Applied to the university setting, I would take a cohort or class of students over a concentrated period of time, maybe on campus or in another location, and put them through a series of experiences that are very personal, sometimes stressful, and that ultimately force them to open up and take off whatever mask they’re wearing. Once we have those experiences, we can do a lot of learning from a distance perspective. 

That would open the door for experiential learning. If we want people to trust one another, we need them to have intense experiences together in a short burst of time. Then we can all be distributed geographically but still feel connected.  

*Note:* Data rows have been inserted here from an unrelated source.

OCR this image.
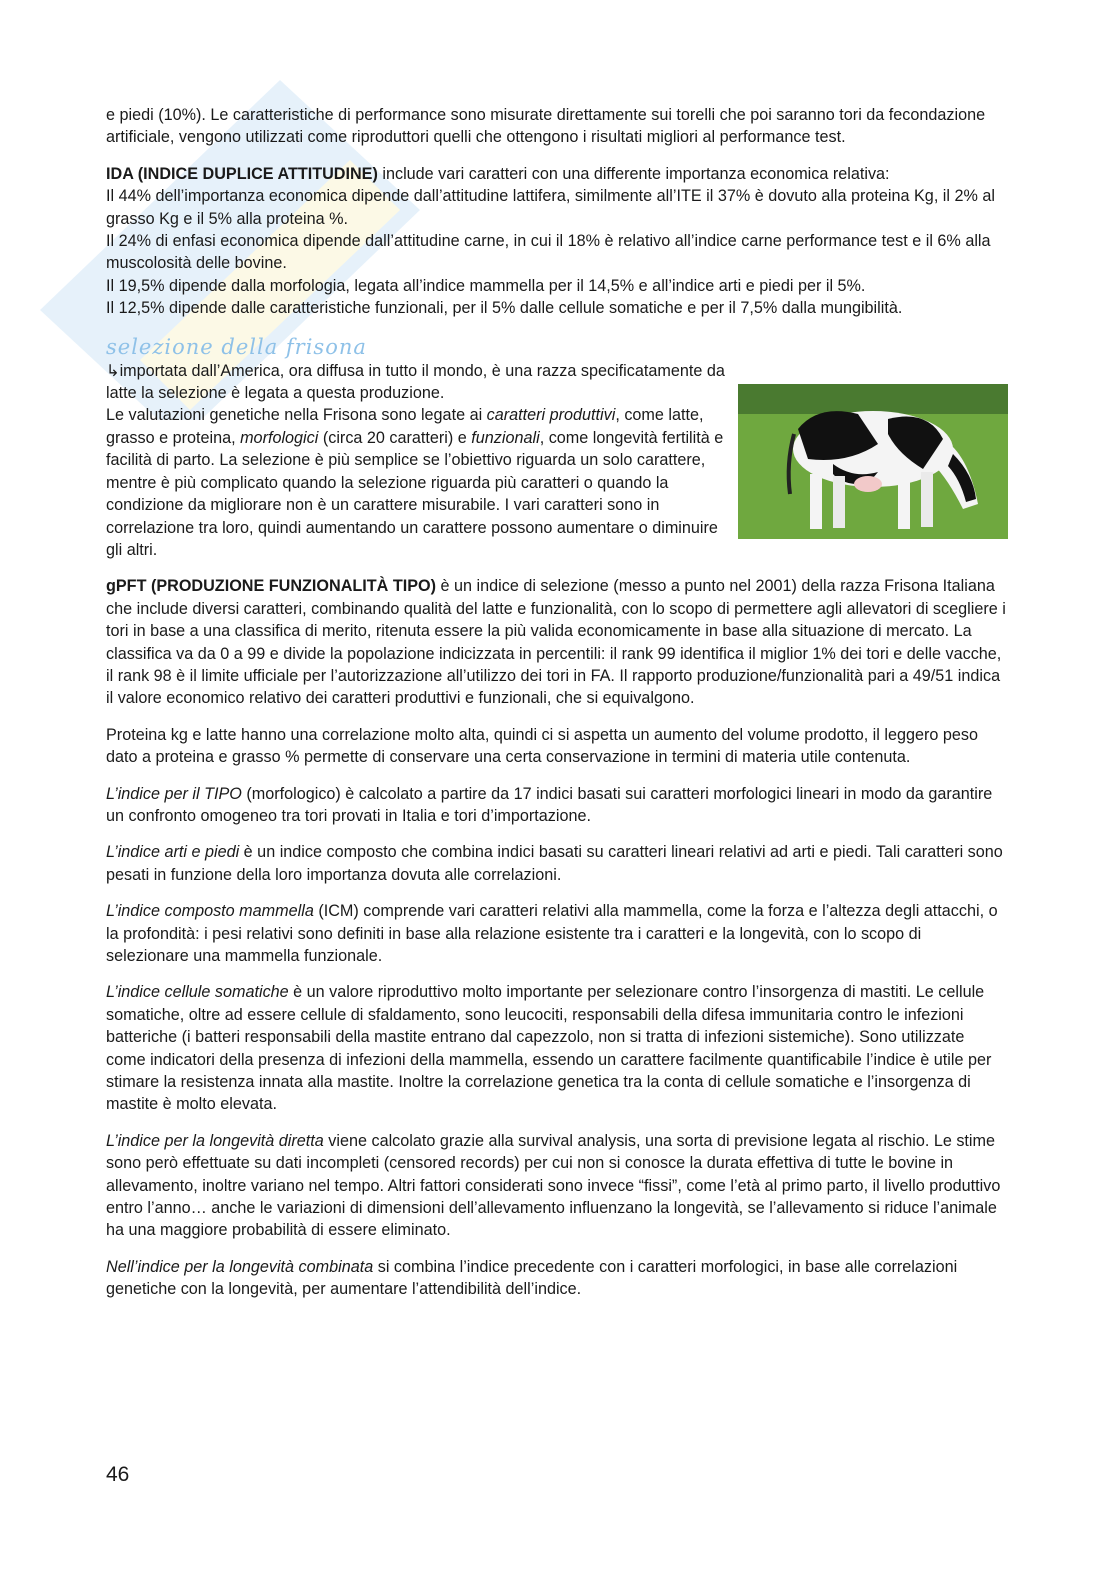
e piedi (10%). Le caratteristiche di performance sono misurate direttamente sui torelli che poi saranno tori da fecondazione artificiale, vengono utilizzati come riproduttori quelli che ottengono i risultati migliori al performance test.

IDA (INDICE DUPLICE ATTITUDINE) include vari caratteri con una differente importanza economica relativa:

Il 44% dell’importanza economica dipende dall’attitudine lattifera, similmente all’ITE il 37% è dovuto alla proteina Kg, il 2% al grasso Kg e il 5% alla proteina %.

Il 24% di enfasi economica dipende dall’attitudine carne, in cui il 18% è relativo all’indice carne performance test e il 6% alla muscolosità delle bovine.

Il 19,5% dipende dalla morfologia, legata all’indice mammella per il 14,5% e all’indice arti e piedi per il 5%.

Il 12,5% dipende dalle caratteristiche funzionali, per il 5% dalle cellule somatiche e per il 7,5% dalla mungibilità.

selezione della frisona

↳importata dall’America, ora diffusa in tutto il mondo, è una razza specificatamente da latte la selezione è legata a questa produzione.

Le valutazioni genetiche nella Frisona sono legate ai caratteri produttivi, come latte, grasso e proteina, morfologici (circa 20 caratteri) e funzionali, come longevità fertilità e facilità di parto. La selezione è più semplice se l’obiettivo riguarda un solo carattere, mentre è più complicato quando la selezione riguarda più caratteri o quando la condizione da migliorare non è un carattere misurabile. I vari caratteri sono in correlazione tra loro, quindi aumentando un carattere possono aumentare o diminuire gli altri.

gPFT (PRODUZIONE FUNZIONALITÀ TIPO) è un indice di selezione (messo a punto nel 2001) della razza Frisona Italiana che include diversi caratteri, combinando qualità del latte e funzionalità, con lo scopo di permettere agli allevatori di scegliere i tori in base a una classifica di merito, ritenuta essere la più valida economicamente in base alla situazione di mercato. La classifica va da 0 a 99 e divide la popolazione indicizzata in percentili: il rank 99 identifica il miglior 1% dei tori e delle vacche, il rank 98 è il limite ufficiale per l’autorizzazione all’utilizzo dei tori in FA. Il rapporto produzione/funzionalità pari a 49/51 indica il valore economico relativo dei caratteri produttivi e funzionali, che si equivalgono.

Proteina kg e latte hanno una correlazione molto alta, quindi ci si aspetta un aumento del volume prodotto, il leggero peso dato a proteina e grasso % permette di conservare una certa conservazione in termini di materia utile contenuta.

L’indice per il TIPO (morfologico) è calcolato a partire da 17 indici basati sui caratteri morfologici lineari in modo da garantire un confronto omogeneo tra tori provati in Italia e tori d’importazione.

L’indice arti e piedi è un indice composto che combina indici basati su caratteri lineari relativi ad arti e piedi. Tali caratteri sono pesati in funzione della loro importanza dovuta alle correlazioni.

L’indice composto mammella (ICM) comprende vari caratteri relativi alla mammella, come la forza e l’altezza degli attacchi, o la profondità: i pesi relativi sono definiti in base alla relazione esistente tra i caratteri e la longevità, con lo scopo di selezionare una mammella funzionale.

L’indice cellule somatiche è un valore riproduttivo molto importante per selezionare contro l’insorgenza di mastiti. Le cellule somatiche, oltre ad essere cellule di sfaldamento, sono leucociti, responsabili della difesa immunitaria contro le infezioni batteriche (i batteri responsabili della mastite entrano dal capezzolo, non si tratta di infezioni sistemiche). Sono utilizzate come indicatori della presenza di infezioni della mammella, essendo un carattere facilmente quantificabile l’indice è utile per stimare la resistenza innata alla mastite. Inoltre la correlazione genetica tra la conta di cellule somatiche e l’insorgenza di mastite è molto elevata.

L’indice per la longevità diretta viene calcolato grazie alla survival analysis, una sorta di previsione legata al rischio. Le stime sono però effettuate su dati incompleti (censored records) per cui non si conosce la durata effettiva di tutte le bovine in allevamento, inoltre variano nel tempo. Altri fattori considerati sono invece “fissi”, come l’età al primo parto, il livello produttivo entro l’anno… anche le variazioni di dimensioni dell’allevamento influenzano la longevità, se l’allevamento si riduce l’animale ha una maggiore probabilità di essere eliminato.

Nell’indice per la longevità combinata si combina l’indice precedente con i caratteri morfologici, in base alle correlazioni genetiche con la longevità, per aumentare l’attendibilità dell’indice.

46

The travel-abroad semester needs a rethink

We are living in an increasingly polarised country, and my students are horrified by it and want to change it. And now with the pandemic, people are worried about travelling abroad. This presents an opportunity. Sociologist Arlie Hochschild, author of Strangers in Their Own Land, has suggested a within-country exchange in the US. What if we partnered coastal universities with ones in the Midwest or the South, and sent students to a different state or part of the country instead of a semester abroad?

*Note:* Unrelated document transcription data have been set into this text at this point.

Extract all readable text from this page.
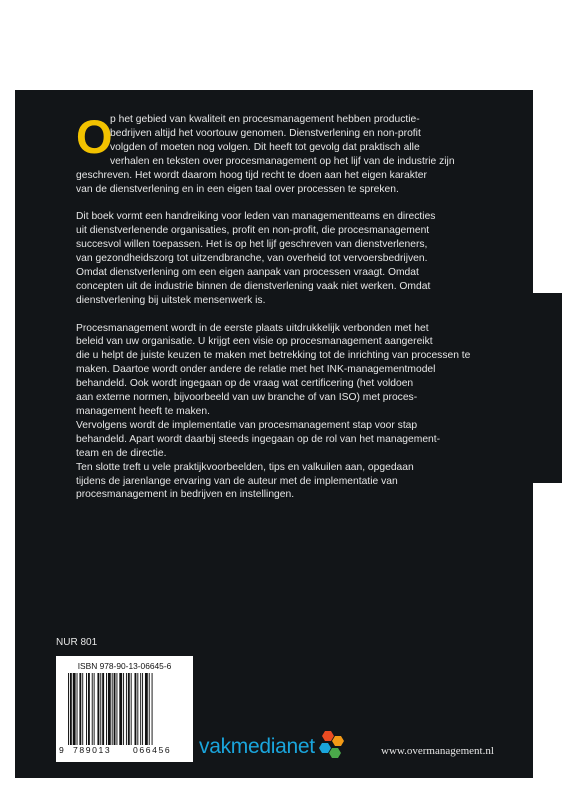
O
p het gebied van kwaliteit en procesmanagement hebben productie-
bedrijven altijd het voortouw genomen. Dienstverlening en non-profit
volgden of moeten nog volgen. Dit heeft tot gevolg dat praktisch alle
verhalen en teksten over procesmanagement op het lijf van de industrie zijn
geschreven. Het wordt daarom hoog tijd recht te doen aan het eigen karakter
van de dienstverlening en in een eigen taal over processen te spreken.
Dit boek vormt een handreiking voor leden van managementteams en directies
uit dienstverlenende organisaties, profit en non-profit, die procesmanagement
succesvol willen toepassen. Het is op het lijf geschreven van dienstverleners,
van gezondheidszorg tot uitzendbranche, van overheid tot vervoersbedrijven.
Omdat dienstverlening om een eigen aanpak van processen vraagt. Omdat
concepten uit de industrie binnen de dienstverlening vaak niet werken. Omdat
dienstverlening bij uitstek mensenwerk is.
Procesmanagement wordt in de eerste plaats uitdrukkelijk verbonden met het
beleid van uw organisatie. U krijgt een visie op procesmanagement aangereikt
die u helpt de juiste keuzen te maken met betrekking tot de inrichting van processen te
maken. Daartoe wordt onder andere de relatie met het INK-managementmodel
behandeld. Ook wordt ingegaan op de vraag wat certificering (het voldoen
aan externe normen, bijvoorbeeld van uw branche of van ISO) met proces-
management heeft te maken.
Vervolgens wordt de implementatie van procesmanagement stap voor stap
behandeld. Apart wordt daarbij steeds ingegaan op de rol van het management-
team en de directie.
Ten slotte treft u vele praktijkvoorbeelden, tips en valkuilen aan, opgedaan
tijdens de jarenlange ervaring van de auteur met de implementatie van
procesmanagement in bedrijven en instellingen.
NUR 801
ISBN 978-90-13-06645-6
9 789013	066456 vakmedianet	www.overmanagement.nl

Universities can do better at connecting students

As a psychologist, I know that a huge part of building connections and feeling engaged in the classroom for students is also about feeling as though they have common interests with their classmates. But basic things in common are not enough – these shared interests, backgrounds and values need to be rare. 

As an example: Imagine you’re in your hometown, and you run into someone who is from your hometown. That commonality is meaningless—it’s expected, there’s nothing special about that. But if you ran into that same person in another country, you’d immediately be best friends, because in that situation, that commonality is rare. 

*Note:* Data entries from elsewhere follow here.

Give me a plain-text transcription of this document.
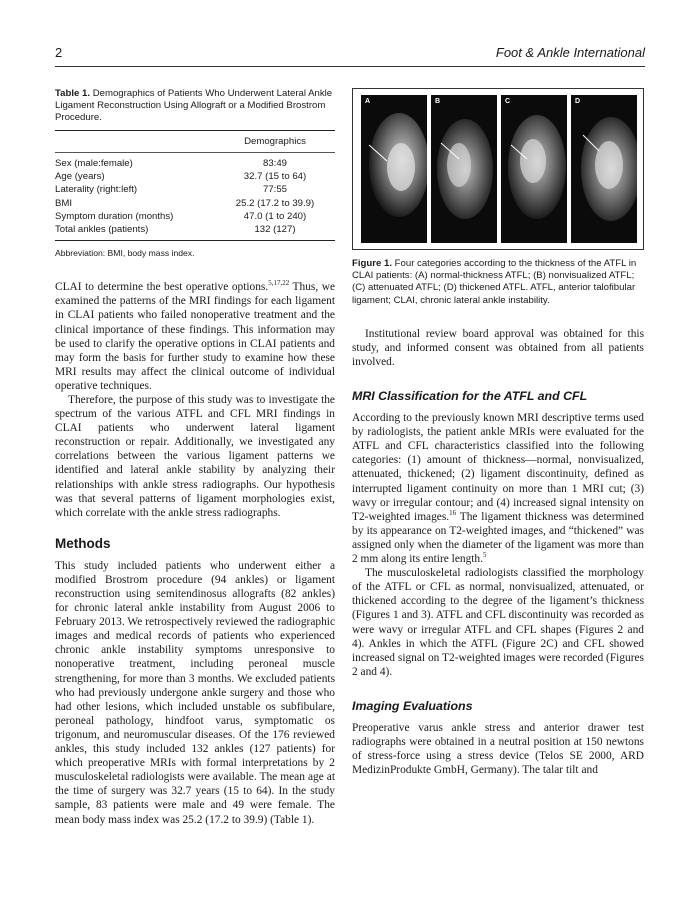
2	Foot & Ankle International

Table 1. Demographics of Patients Who Underwent Lateral Ankle Ligament Reconstruction Using Allograft or a Modified Brostrom Procedure.

Demographics
Sex (male:female)	83:49
Age (years)	32.7 (15 to 64)
Laterality (right:left)	77:55
BMI	25.2 (17.2 to 39.9)
Symptom duration (months)	47.0 (1 to 240)
Total ankles (patients)	132 (127)
Abbreviation: BMI, body mass index.

CLAI to determine the best operative options.$^{5,17,22}$ Thus, we examined the patterns of the MRI findings for each ligament in CLAI patients who failed nonoperative treatment and the clinical importance of these findings. This information may be used to clarify the operative options in CLAI patients and may form the basis for further study to examine how these MRI results may affect the clinical outcome of individual operative techniques.

Therefore, the purpose of this study was to investigate the spectrum of the various ATFL and CFL MRI findings in CLAI patients who underwent lateral ligament reconstruction or repair. Additionally, we investigated any correlations between the various ligament patterns we identified and lateral ankle stability by analyzing their relationships with ankle stress radiographs. Our hypothesis was that several patterns of ligament morphologies exist, which correlate with the ankle stress radiographs.

Methods

This study included patients who underwent either a modified Brostrom procedure (94 ankles) or ligament reconstruction using semitendinosus allografts (82 ankles) for chronic lateral ankle instability from August 2006 to February 2013. We retrospectively reviewed the radiographic images and medical records of patients who experienced chronic ankle instability symptoms unresponsive to nonoperative treatment, including peroneal muscle strengthening, for more than 3 months. We excluded patients who had previously undergone ankle surgery and those who had other lesions, which included unstable os subfibulare, peroneal pathology, hindfoot varus, symptomatic os trigonum, and neuromuscular diseases. Of the 176 reviewed ankles, this study included 132 ankles (127 patients) for which preoperative MRIs with formal interpretations by 2 musculoskeletal radiologists were available. The mean age at the time of surgery was 32.7 years (15 to 64). In the study sample, 83 patients were male and 49 were female. The mean body mass index was 25.2 (17.2 to 39.9) (Table 1).

A	B	C	D

Figure 1. Four categories according to the thickness of the ATFL in CLAI patients: (A) normal-thickness ATFL; (B) nonvisualized ATFL; (C) attenuated ATFL; (D) thickened ATFL. ATFL, anterior talofibular ligament; CLAI, chronic lateral ankle instability.

Institutional review board approval was obtained for this study, and informed consent was obtained from all patients involved.

MRI Classification for the ATFL and CFL

According to the previously known MRI descriptive terms used by radiologists, the patient ankle MRIs were evaluated for the ATFL and CFL characteristics classified into the following categories: (1) amount of thickness—normal, nonvisualized, attenuated, thickened; (2) ligament discontinuity, defined as interrupted ligament continuity on more than 1 MRI cut; (3) wavy or irregular contour; and (4) increased signal intensity on T2-weighted images.$^{16}$ The ligament thickness was determined by its appearance on T2-weighted images, and “thickened” was assigned only when the diameter of the ligament was more than 2 mm along its entire length.$^5$

The musculoskeletal radiologists classified the morphology of the ATFL or CFL as normal, nonvisualized, attenuated, or thickened according to the degree of the ligament’s thickness (Figures 1 and 3). ATFL and CFL discontinuity was recorded as were wavy or irregular ATFL and CFL shapes (Figures 2 and 4). Ankles in which the ATFL (Figure 2C) and CFL showed increased signal on T2-weighted images were recorded (Figures 2 and 4).

Imaging Evaluations

Preoperative varus ankle stress and anterior drawer test radiographs were obtained in a neutral position at 150 newtons of stress-force using a stress device (Telos SE 2000, ARD MedizinProdukte GmbH, Germany). The talar tilt and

Research shows that first-generation college students often feel unprepared for the challenges and struggles of going to university. But put them in a workshop where they hear from juniors and seniors who are also first-gen, and it helps students realize that other people like them also struggle. They see it’s OK to say “I don’t know,” or to go to office hours. That does a ton for improving grades, performance, and retention. 

So if we move away from the hub model, I’d say part of the job of the university is to bring small clusters of people together who have some things in common that are rare. Think about groups at risk, who have a shared experience or background, and build those bridges. That will ultimately help everyone succeed and belong. 

Killing the university could result in something better

We don’t really know what a true generation of digital nomads who’ve had a full virtual learning experience will want in the future. I think we’re all going to want the traditional classroom model at some point, but I don’t want to extrapolate my own preferences on a generation that has had a really different upbringing.

Reducing technological friction will go a long way. Hearing people laugh during a Zoom lesson would make my job as a teacher or speaker so much better. We’re also hardwired to build trust in a face-to-face setting, and these pseudo-3D images of one another are not cutting that. 

Another idea: Let’s realize that people don’t bond at a 200- or 300-student level, they bond at a 5-, 10-, 50-student level. So maybe we’re going to create more pods that have shared experiences together, versus some huge, meaningless graduating class where you don’t know most of the people. 

Think of it as rebuilding, rather than recreating, what we already had.

Adam Grant is an organisational psychologist and TED speaker who helps people find meaning and motivation at work. He is the author of Think Again: The Power of Knowing What You Don’t Know (February 2021) and a professor of psychology at the Wharton School of the University of Pennsylvania.